Measures on improving patient satisfaction and endoscopy experience

The European Society of Gastrointestinal Endoscopy suggests using patient satisfaction as a quality indicator for gastrointestinal endoscopy5. Endoscopy units should use mGHAA-9 and improve the key measures in which their scores are lacking. Printed written material, in user-friendly language, explaining the procedures, potential adverse events, and various diagnoses should be available in various languages. It can reduce fear and anxiety. Bowel prep instructions can be tough to follow for some patients, especially if there is a long wait time. Programs such as counseling sessions, educational videos, and Short Messenger Service (SMS) and a short telephone call6,7 can improve patient comprehension as well as serve as reminders to patients about the details of bowel prep instructions.

For a population-based endoscopy screening program to succeed, there is a need for better patient compliance and acceptance. Patient satisfaction not only establishes performance standards, but also increases the accountability of physicians and staff, and most importantly, can lead to improvement in the quality of care.

Dr. Rai is a gastroenterologist at Borland-Groover clinic in Fleming, Florida. He currently serves on the ASGE Practice Operations Committee.

References

1.     Brown S, Bevan R, Rubin G, et al. Patient-derived measures of GI endoscopy: a meta-narrative review of the literature. Gastrointest Endosc 2015;81: 1130-1140.e1-9.

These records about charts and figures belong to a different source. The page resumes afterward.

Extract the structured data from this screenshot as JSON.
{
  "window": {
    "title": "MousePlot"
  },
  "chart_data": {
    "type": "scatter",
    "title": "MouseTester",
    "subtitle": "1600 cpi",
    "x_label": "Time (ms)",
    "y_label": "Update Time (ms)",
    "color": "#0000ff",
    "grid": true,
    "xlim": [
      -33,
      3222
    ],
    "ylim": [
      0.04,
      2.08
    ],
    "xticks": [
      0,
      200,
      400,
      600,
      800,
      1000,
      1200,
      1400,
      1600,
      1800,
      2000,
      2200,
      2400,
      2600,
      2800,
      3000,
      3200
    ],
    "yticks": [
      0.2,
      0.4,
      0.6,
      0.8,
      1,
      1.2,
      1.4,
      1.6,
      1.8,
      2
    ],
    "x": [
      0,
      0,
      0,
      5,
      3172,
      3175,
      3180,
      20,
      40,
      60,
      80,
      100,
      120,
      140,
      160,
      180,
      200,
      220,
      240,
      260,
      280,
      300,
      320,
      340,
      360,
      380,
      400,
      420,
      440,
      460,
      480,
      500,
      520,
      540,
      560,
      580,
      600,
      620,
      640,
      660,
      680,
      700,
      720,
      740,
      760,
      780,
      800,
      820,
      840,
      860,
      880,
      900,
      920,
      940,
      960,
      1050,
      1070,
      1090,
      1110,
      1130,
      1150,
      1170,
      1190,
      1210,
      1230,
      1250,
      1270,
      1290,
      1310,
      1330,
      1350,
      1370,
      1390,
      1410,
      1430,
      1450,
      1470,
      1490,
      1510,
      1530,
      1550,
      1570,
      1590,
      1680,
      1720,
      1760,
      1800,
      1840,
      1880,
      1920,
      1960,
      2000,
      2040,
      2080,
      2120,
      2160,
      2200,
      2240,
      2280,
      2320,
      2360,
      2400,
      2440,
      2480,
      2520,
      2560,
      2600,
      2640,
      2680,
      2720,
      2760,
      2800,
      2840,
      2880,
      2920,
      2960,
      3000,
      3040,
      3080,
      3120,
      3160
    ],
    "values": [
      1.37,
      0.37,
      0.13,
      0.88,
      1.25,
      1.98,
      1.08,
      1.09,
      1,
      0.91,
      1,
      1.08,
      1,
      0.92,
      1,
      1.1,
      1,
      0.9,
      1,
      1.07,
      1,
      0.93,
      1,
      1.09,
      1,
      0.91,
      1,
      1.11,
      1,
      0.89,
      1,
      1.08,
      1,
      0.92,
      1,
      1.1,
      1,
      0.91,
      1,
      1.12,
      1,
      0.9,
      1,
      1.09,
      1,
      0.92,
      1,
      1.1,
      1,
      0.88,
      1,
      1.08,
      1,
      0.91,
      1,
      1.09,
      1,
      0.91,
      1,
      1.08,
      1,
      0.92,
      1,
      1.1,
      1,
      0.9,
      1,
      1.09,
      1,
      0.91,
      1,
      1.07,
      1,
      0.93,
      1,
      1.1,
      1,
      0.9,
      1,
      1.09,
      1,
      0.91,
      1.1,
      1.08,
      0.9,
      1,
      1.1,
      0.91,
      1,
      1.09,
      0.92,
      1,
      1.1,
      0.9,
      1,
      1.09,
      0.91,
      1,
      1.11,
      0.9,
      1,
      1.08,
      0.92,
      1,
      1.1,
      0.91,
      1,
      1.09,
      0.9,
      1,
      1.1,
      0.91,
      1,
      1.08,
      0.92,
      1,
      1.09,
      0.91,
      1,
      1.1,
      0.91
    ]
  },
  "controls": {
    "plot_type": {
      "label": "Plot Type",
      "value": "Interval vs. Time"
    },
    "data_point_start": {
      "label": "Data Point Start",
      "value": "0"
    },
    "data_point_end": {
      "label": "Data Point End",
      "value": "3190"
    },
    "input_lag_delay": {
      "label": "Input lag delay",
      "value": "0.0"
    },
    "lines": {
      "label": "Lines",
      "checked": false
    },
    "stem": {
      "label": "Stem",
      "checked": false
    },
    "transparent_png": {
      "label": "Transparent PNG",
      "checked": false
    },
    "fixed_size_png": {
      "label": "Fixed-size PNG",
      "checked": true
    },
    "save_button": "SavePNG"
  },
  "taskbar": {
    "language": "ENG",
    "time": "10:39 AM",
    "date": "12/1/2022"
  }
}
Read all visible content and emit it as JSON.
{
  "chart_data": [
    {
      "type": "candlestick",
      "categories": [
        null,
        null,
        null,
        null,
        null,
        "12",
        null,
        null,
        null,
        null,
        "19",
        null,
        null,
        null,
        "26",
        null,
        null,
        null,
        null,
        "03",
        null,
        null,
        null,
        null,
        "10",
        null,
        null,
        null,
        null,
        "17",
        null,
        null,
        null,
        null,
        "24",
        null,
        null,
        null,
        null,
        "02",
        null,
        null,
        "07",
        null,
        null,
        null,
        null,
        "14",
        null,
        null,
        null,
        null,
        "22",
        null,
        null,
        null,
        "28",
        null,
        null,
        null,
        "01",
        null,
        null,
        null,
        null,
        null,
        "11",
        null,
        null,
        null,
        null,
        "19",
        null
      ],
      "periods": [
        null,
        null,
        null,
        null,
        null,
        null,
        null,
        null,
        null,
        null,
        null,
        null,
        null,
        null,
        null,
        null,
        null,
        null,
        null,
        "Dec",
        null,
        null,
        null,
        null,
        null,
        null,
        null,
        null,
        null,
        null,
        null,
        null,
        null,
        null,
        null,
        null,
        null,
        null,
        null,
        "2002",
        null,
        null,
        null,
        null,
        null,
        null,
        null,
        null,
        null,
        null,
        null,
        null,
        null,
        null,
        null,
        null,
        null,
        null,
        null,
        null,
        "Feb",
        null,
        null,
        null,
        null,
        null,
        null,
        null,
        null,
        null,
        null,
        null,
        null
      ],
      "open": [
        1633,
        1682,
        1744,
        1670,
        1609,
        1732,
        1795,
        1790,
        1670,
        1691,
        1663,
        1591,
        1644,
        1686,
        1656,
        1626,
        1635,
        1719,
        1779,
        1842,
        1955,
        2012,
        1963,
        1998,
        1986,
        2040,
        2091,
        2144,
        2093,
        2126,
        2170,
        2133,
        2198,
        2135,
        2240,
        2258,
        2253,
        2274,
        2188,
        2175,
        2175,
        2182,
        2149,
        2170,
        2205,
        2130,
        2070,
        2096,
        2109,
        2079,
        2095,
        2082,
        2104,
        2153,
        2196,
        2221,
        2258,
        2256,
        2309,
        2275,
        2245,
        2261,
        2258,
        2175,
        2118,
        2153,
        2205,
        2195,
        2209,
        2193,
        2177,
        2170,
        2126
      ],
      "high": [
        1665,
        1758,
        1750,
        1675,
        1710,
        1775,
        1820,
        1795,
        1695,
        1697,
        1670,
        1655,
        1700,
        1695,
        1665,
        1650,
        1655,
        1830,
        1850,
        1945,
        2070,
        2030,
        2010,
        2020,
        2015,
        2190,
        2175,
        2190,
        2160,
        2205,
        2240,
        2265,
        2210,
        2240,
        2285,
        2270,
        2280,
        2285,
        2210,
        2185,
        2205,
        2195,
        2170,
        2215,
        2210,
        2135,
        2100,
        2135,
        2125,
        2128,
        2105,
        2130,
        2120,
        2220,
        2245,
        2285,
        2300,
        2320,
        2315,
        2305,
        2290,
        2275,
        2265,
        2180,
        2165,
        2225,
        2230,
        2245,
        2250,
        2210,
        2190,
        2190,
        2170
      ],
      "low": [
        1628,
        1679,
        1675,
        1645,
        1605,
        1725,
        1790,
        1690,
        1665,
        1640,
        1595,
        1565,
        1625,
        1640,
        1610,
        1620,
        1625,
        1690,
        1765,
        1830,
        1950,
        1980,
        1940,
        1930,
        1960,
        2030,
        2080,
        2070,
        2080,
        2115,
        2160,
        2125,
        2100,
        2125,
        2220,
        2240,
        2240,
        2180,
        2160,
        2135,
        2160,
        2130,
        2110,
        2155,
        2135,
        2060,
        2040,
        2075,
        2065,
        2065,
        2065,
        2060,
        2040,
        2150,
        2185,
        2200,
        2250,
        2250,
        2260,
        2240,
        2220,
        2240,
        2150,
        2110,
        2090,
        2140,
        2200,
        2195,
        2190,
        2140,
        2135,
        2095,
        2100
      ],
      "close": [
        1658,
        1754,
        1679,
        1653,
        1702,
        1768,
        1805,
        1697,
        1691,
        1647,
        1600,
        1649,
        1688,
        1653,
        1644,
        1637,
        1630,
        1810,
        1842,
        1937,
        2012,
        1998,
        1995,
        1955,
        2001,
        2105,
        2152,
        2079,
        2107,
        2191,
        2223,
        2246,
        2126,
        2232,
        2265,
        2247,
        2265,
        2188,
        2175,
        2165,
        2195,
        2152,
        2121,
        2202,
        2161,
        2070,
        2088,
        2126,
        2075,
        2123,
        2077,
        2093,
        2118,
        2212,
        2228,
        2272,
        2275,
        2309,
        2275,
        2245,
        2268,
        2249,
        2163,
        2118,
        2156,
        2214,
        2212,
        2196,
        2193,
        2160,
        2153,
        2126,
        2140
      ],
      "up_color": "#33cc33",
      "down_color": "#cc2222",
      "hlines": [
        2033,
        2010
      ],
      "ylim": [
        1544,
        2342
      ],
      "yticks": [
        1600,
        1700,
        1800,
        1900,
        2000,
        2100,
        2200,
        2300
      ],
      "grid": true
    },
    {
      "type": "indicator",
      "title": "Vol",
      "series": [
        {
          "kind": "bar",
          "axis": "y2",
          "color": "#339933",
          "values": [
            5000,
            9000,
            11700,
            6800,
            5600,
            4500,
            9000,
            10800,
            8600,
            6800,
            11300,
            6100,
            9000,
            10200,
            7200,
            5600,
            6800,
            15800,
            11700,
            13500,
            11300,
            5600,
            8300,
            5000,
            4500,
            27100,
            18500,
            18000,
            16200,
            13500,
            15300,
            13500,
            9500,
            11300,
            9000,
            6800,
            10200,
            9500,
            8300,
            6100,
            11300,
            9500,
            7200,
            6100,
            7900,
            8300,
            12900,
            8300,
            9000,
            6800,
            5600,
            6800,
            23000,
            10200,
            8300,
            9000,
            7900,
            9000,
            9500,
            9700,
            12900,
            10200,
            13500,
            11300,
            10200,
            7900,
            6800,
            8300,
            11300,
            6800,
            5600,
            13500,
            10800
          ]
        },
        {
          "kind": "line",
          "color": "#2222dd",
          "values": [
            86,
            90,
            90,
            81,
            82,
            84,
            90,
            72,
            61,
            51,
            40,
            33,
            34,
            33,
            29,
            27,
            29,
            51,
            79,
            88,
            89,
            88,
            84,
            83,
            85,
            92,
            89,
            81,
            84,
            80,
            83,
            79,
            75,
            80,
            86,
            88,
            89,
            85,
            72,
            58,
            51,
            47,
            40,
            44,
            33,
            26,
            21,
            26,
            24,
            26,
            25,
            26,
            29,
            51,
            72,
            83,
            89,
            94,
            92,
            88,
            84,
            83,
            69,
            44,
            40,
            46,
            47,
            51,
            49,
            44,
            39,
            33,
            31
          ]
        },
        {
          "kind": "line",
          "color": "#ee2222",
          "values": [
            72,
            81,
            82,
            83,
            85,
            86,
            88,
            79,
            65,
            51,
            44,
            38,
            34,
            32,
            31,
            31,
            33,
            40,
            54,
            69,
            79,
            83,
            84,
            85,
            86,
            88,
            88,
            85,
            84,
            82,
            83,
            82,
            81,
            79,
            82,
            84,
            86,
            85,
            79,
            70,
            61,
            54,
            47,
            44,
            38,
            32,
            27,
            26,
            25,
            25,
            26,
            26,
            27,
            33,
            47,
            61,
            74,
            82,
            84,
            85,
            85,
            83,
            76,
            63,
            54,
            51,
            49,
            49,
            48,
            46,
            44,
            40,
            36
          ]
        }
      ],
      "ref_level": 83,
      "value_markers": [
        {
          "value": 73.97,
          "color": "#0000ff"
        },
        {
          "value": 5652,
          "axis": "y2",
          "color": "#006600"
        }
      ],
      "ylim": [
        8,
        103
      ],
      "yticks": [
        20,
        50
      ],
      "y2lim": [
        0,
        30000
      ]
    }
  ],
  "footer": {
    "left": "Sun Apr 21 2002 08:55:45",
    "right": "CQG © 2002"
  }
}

2.     American Society for Gastrointestinal Endoscopy. Quality and outcomes assessment in gastrointestinal endoscopy. Gastrointest Endosc 2000;52:827-30.

3.     Yacavone RF, Locke GR 3rd, Gostout CJ, et al. Factors influencing patient satisfaction with GI endoscopy. Gastrointest Endosc 2001;53:703-10.

4.     Denis B, Weiss AM, Peter A, et al. Quality assurance and gastrointestinal endoscopy: an audit of 500 colonoscopy procedures. Gastroenterol Clin Biol 2004;28:1245-55.

5.     Bretthauer M, Aabakken L, Dekker E et al. Reporting systems in gastrointestinal endoscopy: Requirements and standards facilitating quality improvement: European Society of Gastrointestinal Endoscopy position statement. United European Gastroenterol J 2016; 4: 172 – 176.

6.     Liu X, Luo H, Zhang L et al. Telephone-based re-education on the day before colonoscopy improves the quality of bowel preparation and the polyp detection rate: a prospective, colonoscopist-blinded, randomised, controlled study. Gut 2014; 63: 125 – 130.

7.      Liu Z, Zhang MM, Li YY et al. Enhanced education for bowel preparation before colonoscopy: A state-of-the-art review. J Dig Dis 2017; 18: 84 – 91.